A Genève, les relations sociales se durcissent dans le secteur de la construction. Les maçons ont voté deux jours de grève sur les chantiers, les 7 et 8 novembre prochains, annoncent lundi les syndicats. Ils exigent de meilleures conditions de travail.

Les maçons genevois s'opposent au nouveau modèle d'organisation du travail voulu par la Société suisse des entrepreneurs (SSE). Selon les syndicats, cette flexibilisation du temps de travail constituerait "un recul social" et une "atteinte grave à la santé et la sécurité des travailleurs".
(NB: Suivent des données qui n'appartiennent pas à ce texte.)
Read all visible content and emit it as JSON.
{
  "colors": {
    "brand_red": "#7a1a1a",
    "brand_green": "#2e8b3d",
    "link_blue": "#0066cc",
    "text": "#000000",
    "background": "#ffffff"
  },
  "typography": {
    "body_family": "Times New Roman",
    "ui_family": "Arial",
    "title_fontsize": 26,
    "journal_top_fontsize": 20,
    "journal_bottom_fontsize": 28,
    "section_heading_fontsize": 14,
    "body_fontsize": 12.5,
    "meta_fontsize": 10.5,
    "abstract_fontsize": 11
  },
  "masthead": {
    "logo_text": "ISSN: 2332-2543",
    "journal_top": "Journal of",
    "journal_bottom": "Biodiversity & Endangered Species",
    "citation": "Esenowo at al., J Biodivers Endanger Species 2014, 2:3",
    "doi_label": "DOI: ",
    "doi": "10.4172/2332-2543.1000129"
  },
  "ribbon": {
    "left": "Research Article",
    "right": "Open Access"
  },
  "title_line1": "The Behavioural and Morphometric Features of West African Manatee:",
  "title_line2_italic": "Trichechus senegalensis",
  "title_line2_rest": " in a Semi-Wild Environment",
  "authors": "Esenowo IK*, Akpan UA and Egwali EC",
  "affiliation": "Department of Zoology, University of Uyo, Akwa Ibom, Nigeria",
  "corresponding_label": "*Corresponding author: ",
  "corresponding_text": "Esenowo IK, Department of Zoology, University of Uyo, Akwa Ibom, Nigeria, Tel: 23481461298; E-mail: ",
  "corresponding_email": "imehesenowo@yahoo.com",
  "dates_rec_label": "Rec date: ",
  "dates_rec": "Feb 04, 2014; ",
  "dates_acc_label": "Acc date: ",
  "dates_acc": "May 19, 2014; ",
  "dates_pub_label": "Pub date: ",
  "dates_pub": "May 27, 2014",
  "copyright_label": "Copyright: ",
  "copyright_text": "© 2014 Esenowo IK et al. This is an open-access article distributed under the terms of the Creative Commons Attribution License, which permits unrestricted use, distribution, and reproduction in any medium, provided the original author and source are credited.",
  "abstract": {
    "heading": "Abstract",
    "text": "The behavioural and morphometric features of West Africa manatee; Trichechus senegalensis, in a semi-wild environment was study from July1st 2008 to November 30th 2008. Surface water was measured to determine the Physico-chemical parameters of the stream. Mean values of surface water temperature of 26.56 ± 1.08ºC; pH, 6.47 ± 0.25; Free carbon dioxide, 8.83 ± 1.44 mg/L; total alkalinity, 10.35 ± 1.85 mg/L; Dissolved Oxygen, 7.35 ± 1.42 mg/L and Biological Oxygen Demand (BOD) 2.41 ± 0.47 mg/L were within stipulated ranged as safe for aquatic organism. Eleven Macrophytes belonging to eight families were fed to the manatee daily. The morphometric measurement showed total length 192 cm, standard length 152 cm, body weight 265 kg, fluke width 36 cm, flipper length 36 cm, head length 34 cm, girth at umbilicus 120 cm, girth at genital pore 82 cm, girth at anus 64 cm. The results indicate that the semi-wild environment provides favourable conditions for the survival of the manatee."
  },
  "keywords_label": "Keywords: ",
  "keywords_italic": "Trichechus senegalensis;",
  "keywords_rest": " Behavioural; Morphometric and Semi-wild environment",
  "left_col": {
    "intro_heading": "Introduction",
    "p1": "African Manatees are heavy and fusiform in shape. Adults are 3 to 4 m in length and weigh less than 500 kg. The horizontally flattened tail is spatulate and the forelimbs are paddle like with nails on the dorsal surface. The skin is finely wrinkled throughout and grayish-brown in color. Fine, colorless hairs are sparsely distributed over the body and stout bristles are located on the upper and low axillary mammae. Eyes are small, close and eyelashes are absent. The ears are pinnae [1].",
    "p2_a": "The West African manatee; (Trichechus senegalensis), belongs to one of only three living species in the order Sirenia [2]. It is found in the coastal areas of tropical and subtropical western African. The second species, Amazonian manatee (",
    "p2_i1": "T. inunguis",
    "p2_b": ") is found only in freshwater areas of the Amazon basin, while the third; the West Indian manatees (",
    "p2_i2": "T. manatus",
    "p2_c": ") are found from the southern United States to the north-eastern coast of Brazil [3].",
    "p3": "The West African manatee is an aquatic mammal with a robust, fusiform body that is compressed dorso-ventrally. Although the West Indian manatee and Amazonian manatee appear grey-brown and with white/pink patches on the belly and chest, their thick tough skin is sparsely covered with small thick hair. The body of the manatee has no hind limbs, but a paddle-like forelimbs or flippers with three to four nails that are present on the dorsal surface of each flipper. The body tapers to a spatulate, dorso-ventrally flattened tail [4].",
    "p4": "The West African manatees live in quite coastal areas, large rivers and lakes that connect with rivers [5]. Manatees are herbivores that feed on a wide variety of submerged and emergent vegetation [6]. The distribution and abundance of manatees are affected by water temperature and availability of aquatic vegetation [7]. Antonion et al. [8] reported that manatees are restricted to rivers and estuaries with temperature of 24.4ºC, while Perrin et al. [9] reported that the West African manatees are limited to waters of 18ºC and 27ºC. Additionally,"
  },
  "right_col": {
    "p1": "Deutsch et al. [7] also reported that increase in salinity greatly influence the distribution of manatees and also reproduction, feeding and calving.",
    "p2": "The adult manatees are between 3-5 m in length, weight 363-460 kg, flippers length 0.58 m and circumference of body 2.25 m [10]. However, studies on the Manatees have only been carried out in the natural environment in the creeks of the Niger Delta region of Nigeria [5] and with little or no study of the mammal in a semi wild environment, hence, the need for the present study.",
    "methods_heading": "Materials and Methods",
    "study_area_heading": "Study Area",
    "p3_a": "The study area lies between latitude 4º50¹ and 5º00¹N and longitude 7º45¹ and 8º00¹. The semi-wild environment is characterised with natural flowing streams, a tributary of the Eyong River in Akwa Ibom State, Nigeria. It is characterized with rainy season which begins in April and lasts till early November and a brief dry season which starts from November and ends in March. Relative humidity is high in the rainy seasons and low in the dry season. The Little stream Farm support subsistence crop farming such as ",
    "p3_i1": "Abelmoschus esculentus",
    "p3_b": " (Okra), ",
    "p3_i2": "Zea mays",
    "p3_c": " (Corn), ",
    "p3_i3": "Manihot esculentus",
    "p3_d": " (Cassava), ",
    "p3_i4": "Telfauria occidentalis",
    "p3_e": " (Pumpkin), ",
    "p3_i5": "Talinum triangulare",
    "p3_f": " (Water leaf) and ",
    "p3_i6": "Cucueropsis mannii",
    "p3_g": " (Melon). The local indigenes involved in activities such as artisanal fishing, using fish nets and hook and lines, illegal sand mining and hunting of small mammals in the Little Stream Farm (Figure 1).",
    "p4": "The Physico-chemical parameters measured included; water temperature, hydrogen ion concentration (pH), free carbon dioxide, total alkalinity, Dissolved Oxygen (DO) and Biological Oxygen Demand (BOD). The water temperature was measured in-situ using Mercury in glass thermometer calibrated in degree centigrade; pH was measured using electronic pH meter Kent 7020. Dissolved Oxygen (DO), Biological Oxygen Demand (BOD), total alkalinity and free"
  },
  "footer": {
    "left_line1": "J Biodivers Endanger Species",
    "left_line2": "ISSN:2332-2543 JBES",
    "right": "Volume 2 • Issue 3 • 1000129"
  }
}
Pour la SSE, ce modèle permettrait au contraire un meilleur équilibre entre vie professionnelle et vie privée. Les négociations menées jusqu'à présent en vue d'une nouvelle convention nationale (CN) n'ont pas permis de rapprocher les points de vue. Les syndicats revendiquent aussi une hausse des salaires.

A l'initiative des trois syndicats Sit, Syna et Unia, un vote a été organisé sur les lieux de travail pour décider des mesures de lutte à venir. Sur 2632 votants, 2105 ont opté pour deux jours de grève, soit 82%, précisent les syndicats dans un communiqué. Suite à ce résultat net, ils appellent à une grève générale sur les chantiers les 7 et 8 novembre.